La lista de desastres del Poder Judicial es larguísima. Desde el apoyo y complicidad con la represión ilegal de la última dictadura militar hasta la Corte de los milagros presidida por Julio Nazareno y los jueces que venden cautelares al Grupo Clarín para que este pueda seguir riéndose de la democracia argentina, los ejemplos en los cuales el Poder Judicial definió políticas a favor de los sectores dominantes oscurecen el proceso de administración de justicia en nuestro país.

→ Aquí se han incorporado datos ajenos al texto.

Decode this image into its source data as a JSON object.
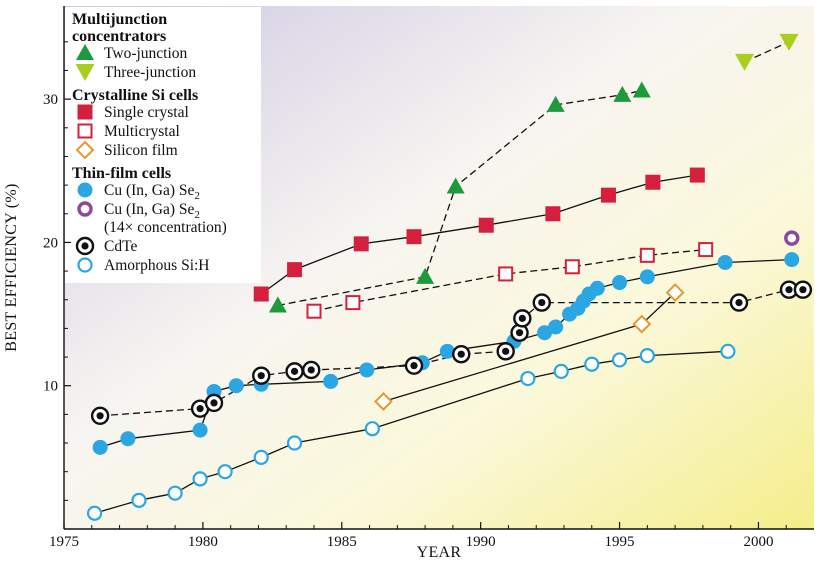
{
  "chart_data": {
    "type": "scatter",
    "title": "",
    "xlabel": "YEAR",
    "ylabel": "BEST EFFICIENCY (%)",
    "xlim": [
      1975,
      2002
    ],
    "ylim": [
      0,
      36.5
    ],
    "x_ticks": [
      1975,
      1980,
      1985,
      1990,
      1995,
      2000
    ],
    "y_ticks": [
      10,
      20,
      30
    ],
    "grid": false,
    "legend_position": "top-left",
    "legend_groups": [
      {
        "heading": [
          "Multijunction",
          "concentrators"
        ],
        "series": [
          "two",
          "three"
        ]
      },
      {
        "heading": [
          "Crystalline Si cells"
        ],
        "series": [
          "single",
          "multi",
          "film"
        ]
      },
      {
        "heading": [
          "Thin-film cells"
        ],
        "series": [
          "cigs",
          "cigs_conc",
          "cdte",
          "asi"
        ]
      }
    ],
    "series": [
      {
        "id": "two",
        "name": "Two-junction",
        "marker": "triangle-up",
        "color": "#1e9a3c",
        "line": "dashed",
        "x": [
          1982.7,
          1988.0,
          1989.1,
          1992.7,
          1995.1,
          1995.8
        ],
        "y": [
          15.6,
          17.6,
          23.9,
          29.6,
          30.3,
          30.6
        ]
      },
      {
        "id": "three",
        "name": "Three-junction",
        "marker": "triangle-down",
        "color": "#a8cf1e",
        "line": "dashed",
        "x": [
          1999.5,
          2001.1
        ],
        "y": [
          32.6,
          34.0
        ]
      },
      {
        "id": "single",
        "name": "Single crystal",
        "marker": "square",
        "color": "#d4203c",
        "line": "solid",
        "x": [
          1982.1,
          1983.3,
          1985.7,
          1987.6,
          1990.2,
          1992.6,
          1994.6,
          1996.2,
          1997.8
        ],
        "y": [
          16.4,
          18.1,
          19.9,
          20.4,
          21.2,
          22.0,
          23.3,
          24.2,
          24.7
        ]
      },
      {
        "id": "multi",
        "name": "Multicrystal",
        "marker": "square-open",
        "color": "#d4203c",
        "line": "dashed",
        "x": [
          1984.0,
          1985.4,
          1990.9,
          1993.3,
          1996.0,
          1998.1
        ],
        "y": [
          15.2,
          15.8,
          17.8,
          18.3,
          19.1,
          19.5
        ]
      },
      {
        "id": "film",
        "name": "Silicon film",
        "marker": "diamond-open",
        "color": "#e8972c",
        "line": "solid",
        "x": [
          1986.5,
          1995.8,
          1997.0
        ],
        "y": [
          8.9,
          14.3,
          16.5
        ]
      },
      {
        "id": "cigs",
        "name": "Cu (In, Ga) Se",
        "name_sub": "2",
        "marker": "circle",
        "color": "#2aa6e3",
        "line": "solid",
        "x": [
          1976.3,
          1977.3,
          1979.9,
          1980.4,
          1981.2,
          1982.1,
          1984.6,
          1985.9,
          1987.9,
          1988.8,
          1991.2,
          1992.3,
          1992.7,
          1993.2,
          1993.5,
          1993.7,
          1993.9,
          1994.2,
          1995.0,
          1996.0,
          1998.8,
          2001.2
        ],
        "y": [
          5.7,
          6.3,
          6.9,
          9.6,
          10.0,
          10.1,
          10.3,
          11.1,
          11.6,
          12.4,
          13.1,
          13.7,
          14.1,
          15.0,
          15.4,
          15.9,
          16.4,
          16.8,
          17.2,
          17.6,
          18.6,
          18.8
        ]
      },
      {
        "id": "cigs_conc",
        "name": "Cu (In, Ga) Se",
        "name_sub": "2",
        "name_extra": "(14× concentration)",
        "marker": "circle-open-thick",
        "color": "#8a4a9c",
        "line": "none",
        "x": [
          2001.2
        ],
        "y": [
          20.3
        ]
      },
      {
        "id": "cdte",
        "name": "CdTe",
        "marker": "circle-dot",
        "color": "#111111",
        "line": "dashed",
        "x": [
          1976.3,
          1979.9,
          1980.4,
          1982.1,
          1983.3,
          1983.9,
          1987.6,
          1989.3,
          1990.9,
          1991.4,
          1991.5,
          1992.2,
          1999.3,
          2001.1,
          2001.6
        ],
        "y": [
          7.9,
          8.4,
          8.8,
          10.7,
          11.0,
          11.1,
          11.4,
          12.2,
          12.4,
          13.7,
          14.7,
          15.8,
          15.8,
          16.7,
          16.7
        ]
      },
      {
        "id": "asi",
        "name": "Amorphous Si:H",
        "marker": "circle-open",
        "color": "#2aa6e3",
        "line": "solid",
        "x": [
          1976.1,
          1977.7,
          1979.0,
          1979.9,
          1980.8,
          1982.1,
          1983.3,
          1986.1,
          1991.7,
          1992.9,
          1994.0,
          1995.0,
          1996.0,
          1998.9
        ],
        "y": [
          1.1,
          2.0,
          2.5,
          3.5,
          4.0,
          5.0,
          6.0,
          7.0,
          10.5,
          11.0,
          11.5,
          11.8,
          12.1,
          12.4
        ]
      }
    ]
  }
}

La presidenta Cristina Fernández de Kirchner –por su formación de abogada y porque comprende al Estado Nacional como ordenador de la sociedad– posiblemente no esté de acuerdo con nada de lo escrito en esta nota. Sin embargo, su decisión de reformar el Poder Judicial es de una radicalidad democrática abrumadora. La oposición podrá criticar sus supuestas intenciones, la oportunidad del momento, etcétera, etcétera… Lo que no podrán negar es que el Poder Judicial es uno de los últimos bastiones de la Argentina conservadora y reaccionaria, un instrumento de dominación de los sectores privilegiados sobre las clases subalternas. Tampoco pueden negar que después de una democratización profunda de nombres, de prácticas y procedimientos dentro del Poder Judicial, habrá un Estado argentino más justo (perdón, no pude con mi ironía). O más "ajustado", mejor dicho, a los intereses de la mayoría (valor que me parece mucho más "verdadero" que el de justicia).